ESAS   NO   : 2018 / 590

KARAR NO : 2018 / 657

KARAR TR  : 22.10.2018

ÖZET : Davalı PTT'nin tebligat işlemlerini usulüne aykırı yaptığından bahisle uğranıldığı ileri sürülen maddi zararın tazmini istemiyle açılan davanın, ADLİ YARGI YERİNDE çözümlenmesi gerektiği hk.

                       

 

              KARA R

                       

 

          Davacı                           : L. İ.

          Vekili                             : Av. B. A.  Av. T. Ş. Ö.

          Davalı                           : PTT Genel Müdürlüğü

          Vekili                             : Av. Ö. U. Av. K. K.

 

          O L A Y                        : Davacı vekili dava dilekçesinde özetle; davacı aleyhine F.-.. otomotiv Metal İnşaat Tekstil Turizm San. Tic. Ltd. Şti. tarafından Bursa 16. İcra Müdürlüğü'nün E:2017/9442 sayılı dosyasıyla ilamsız icra takibi başlatıldığı, buna ilişkin tebligatın işyerinde hiç çalışmamış olan ve evrakı alma konusunda yetkisi olmayan A. A.'a tebliğ edildiğinin bildirildiği, bu nedenle haberdar olunmayan takibin kesinleşerek cebri icra yoluyla 44.032,51-TL'nin ödendiğinden bahisle davalı idarenin hizmet kusuru sebebiyle oluşan 44.032,51-TL'nin tazmini talebiyle idari yargı yerinde dava açmıştır.

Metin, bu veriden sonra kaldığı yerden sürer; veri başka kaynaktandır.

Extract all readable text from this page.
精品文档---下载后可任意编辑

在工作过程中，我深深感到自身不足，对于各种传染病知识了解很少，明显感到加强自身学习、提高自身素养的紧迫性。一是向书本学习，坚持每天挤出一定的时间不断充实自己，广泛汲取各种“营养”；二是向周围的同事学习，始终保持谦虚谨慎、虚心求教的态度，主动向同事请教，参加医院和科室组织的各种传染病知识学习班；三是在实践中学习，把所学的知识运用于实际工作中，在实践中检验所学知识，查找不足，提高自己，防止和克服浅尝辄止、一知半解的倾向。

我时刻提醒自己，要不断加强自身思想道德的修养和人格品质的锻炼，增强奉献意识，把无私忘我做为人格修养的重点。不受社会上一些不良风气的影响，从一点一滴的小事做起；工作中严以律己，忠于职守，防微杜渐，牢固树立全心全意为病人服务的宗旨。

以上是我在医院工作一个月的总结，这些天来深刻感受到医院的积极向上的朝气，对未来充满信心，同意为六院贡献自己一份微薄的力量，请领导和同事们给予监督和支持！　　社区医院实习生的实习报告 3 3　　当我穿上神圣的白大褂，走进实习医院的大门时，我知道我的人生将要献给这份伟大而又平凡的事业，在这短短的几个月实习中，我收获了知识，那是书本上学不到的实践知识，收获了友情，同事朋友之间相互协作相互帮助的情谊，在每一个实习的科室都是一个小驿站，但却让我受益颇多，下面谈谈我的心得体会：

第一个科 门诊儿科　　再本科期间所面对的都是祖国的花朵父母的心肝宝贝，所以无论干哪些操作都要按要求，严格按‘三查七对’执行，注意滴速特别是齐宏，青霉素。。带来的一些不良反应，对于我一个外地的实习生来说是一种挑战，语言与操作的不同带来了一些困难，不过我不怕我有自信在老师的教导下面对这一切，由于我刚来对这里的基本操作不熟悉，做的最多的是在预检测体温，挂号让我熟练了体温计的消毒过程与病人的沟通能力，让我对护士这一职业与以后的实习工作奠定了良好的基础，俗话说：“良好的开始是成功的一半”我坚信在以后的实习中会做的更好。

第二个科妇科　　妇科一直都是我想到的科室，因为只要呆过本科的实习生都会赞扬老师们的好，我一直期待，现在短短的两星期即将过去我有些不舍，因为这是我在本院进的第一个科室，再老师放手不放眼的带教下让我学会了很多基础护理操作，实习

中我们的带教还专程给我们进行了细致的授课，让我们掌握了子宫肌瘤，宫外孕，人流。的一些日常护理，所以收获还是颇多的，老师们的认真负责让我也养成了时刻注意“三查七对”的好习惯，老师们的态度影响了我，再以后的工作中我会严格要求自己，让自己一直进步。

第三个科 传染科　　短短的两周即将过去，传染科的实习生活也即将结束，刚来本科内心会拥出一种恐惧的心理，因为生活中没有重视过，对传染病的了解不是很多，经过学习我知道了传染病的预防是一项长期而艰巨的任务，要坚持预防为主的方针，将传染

          Davalı vekili süresi içinde verdiği savunma dilekçesinde; dava konusu işlemin idari tasarruf olmayıp, özel hukuku ilgilendiren bir işlem olduğundan davanın adli yargı yerinde görülmesi gerektiği görüşüyle davanın görev yönünden reddi gerektiğini savunmuştur.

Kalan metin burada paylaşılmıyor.